Finding Files Lines Assessment
Drafted as proposed; awaiting maintainer review - - pending

Summary: Drafted with Option 2 recommended after confirming, via the ProjectV2.workflows GraphQL field, that all eleven built-in Projects v2 workflows are already enabled on this org project. The decision is not binding until the status moves to accepted.
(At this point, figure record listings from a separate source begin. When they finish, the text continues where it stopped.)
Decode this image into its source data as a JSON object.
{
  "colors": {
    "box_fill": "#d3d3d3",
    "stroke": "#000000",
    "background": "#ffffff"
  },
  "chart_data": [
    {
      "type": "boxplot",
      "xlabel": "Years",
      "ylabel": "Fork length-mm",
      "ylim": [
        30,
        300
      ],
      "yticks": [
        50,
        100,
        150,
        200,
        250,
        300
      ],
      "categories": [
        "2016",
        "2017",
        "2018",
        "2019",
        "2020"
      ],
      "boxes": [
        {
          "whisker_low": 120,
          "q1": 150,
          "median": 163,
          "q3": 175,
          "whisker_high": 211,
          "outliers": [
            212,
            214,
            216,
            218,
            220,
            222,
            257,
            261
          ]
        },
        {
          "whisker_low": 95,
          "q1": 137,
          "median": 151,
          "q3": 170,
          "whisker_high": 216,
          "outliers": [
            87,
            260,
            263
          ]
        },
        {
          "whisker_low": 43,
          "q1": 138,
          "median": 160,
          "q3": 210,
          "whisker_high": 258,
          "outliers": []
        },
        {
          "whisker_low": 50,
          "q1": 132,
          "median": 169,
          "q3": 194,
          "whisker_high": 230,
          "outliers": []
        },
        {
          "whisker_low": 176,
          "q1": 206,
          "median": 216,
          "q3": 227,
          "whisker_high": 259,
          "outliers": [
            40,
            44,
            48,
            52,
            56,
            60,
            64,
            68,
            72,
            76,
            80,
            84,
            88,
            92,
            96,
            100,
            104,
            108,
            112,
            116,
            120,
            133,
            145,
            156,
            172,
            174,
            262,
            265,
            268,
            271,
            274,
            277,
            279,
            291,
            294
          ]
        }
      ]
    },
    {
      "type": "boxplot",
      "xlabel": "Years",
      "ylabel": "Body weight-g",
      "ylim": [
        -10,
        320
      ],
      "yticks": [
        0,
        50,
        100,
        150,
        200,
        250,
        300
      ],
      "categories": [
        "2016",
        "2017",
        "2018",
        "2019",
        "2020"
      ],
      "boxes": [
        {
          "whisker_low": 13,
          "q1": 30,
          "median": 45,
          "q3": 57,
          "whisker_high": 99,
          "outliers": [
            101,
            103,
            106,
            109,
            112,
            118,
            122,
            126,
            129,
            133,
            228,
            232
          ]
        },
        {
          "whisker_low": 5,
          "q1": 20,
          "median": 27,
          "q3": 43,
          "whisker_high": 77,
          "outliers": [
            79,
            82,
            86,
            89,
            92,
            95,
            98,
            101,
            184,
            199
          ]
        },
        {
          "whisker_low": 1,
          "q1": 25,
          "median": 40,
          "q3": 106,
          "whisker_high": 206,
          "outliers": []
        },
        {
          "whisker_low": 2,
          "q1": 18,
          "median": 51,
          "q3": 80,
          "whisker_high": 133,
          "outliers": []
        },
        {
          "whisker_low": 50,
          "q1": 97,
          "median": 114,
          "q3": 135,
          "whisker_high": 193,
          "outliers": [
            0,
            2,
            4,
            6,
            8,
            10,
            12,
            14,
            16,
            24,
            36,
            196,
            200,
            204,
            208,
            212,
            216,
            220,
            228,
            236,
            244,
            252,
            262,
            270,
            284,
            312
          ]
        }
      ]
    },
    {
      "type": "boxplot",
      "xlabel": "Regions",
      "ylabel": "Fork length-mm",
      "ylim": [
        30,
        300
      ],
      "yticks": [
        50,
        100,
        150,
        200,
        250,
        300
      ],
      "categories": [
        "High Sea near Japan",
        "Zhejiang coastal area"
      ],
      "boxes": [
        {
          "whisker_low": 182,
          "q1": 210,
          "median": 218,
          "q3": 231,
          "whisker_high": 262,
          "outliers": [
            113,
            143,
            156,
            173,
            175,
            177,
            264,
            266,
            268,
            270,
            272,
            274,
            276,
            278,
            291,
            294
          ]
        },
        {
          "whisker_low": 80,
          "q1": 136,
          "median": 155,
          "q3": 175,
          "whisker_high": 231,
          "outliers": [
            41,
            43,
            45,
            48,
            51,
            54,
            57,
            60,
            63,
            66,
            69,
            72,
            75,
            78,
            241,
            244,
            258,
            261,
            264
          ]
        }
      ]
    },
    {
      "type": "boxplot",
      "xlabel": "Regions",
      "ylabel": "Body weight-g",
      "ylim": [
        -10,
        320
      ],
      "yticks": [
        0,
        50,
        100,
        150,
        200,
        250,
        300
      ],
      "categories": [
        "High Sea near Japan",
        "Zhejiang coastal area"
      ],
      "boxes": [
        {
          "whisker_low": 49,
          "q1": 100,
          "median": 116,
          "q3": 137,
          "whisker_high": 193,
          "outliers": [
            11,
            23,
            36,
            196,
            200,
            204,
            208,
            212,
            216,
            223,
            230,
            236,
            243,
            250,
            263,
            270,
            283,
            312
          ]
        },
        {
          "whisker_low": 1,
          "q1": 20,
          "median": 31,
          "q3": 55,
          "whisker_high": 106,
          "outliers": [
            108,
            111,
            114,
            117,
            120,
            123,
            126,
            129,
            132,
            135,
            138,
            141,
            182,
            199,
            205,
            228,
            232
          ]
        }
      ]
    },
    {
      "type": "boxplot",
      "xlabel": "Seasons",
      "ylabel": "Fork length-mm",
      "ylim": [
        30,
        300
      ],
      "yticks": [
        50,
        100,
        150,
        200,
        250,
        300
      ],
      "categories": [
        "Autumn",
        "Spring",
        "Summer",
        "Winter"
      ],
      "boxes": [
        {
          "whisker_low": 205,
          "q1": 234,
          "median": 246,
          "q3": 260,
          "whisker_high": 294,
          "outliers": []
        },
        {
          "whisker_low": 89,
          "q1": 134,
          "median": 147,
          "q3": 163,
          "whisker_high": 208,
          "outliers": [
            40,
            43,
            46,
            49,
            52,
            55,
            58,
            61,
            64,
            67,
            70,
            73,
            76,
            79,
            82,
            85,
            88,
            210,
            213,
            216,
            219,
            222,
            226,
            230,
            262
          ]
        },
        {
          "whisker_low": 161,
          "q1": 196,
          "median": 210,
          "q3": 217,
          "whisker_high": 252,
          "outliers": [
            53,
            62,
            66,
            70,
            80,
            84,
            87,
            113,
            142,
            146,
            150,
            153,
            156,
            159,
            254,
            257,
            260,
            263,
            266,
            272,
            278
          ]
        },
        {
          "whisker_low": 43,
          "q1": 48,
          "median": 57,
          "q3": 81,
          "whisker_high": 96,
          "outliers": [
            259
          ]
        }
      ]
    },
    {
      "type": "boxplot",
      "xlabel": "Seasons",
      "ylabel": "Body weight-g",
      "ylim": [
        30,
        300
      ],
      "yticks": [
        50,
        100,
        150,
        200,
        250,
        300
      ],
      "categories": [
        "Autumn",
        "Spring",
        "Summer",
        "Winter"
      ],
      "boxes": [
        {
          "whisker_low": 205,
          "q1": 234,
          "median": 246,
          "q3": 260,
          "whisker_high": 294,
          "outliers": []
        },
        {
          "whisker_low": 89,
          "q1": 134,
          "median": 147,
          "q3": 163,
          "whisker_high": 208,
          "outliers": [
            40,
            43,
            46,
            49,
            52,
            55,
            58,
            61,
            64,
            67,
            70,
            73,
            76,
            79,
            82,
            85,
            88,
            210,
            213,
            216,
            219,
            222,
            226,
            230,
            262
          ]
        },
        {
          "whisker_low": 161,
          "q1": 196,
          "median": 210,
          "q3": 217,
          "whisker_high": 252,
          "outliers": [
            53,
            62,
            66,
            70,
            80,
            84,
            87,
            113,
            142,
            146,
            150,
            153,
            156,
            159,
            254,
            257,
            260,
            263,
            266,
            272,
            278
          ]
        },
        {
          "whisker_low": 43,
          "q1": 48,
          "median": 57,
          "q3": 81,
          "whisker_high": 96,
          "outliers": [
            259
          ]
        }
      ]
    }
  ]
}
Action Required: Maintainer review; on acceptance, implement the idempotent-add fix and the in-progress hook in plugins/github-sdlc-planning.

Status: Compliant

Findings:

Finding Files Lines Assessment
add_item_to_project is idempotent: existing item returned, no dup plugins/github-sdlc-planning/mcp-server/src/tools/projects.ts - compliant
In-progress hook shipped, config-gated, no-ops without a configured board plugins/github-sdlc-planning/hooks/ - compliant
Native Done-on-close validated live: issues #28-49/#51/#55 auto-set - - compliant

Summary: Accepted by the maintainer, with the two decision items implemented in the same change that records this acceptance. One implementation detail differs from the decision text: a hook process runs outside the MCP JSON-RPC session and cannot invoke set_field_value directly, so the in-progress hook performs the identical updateProjectV2ItemFieldValue GraphQL mutation through gh api graphql (the same graceful-degradation path session-start.mjs documents), gated on a per-project settings file and skipping items already In Progress or Done. The native-workflow half of the decision was validated live before acceptance: every issue closed by the campaign’s merges had its board item set to Done by the native Item closed automation with no manual call.

Action Required: None; this decision is in force.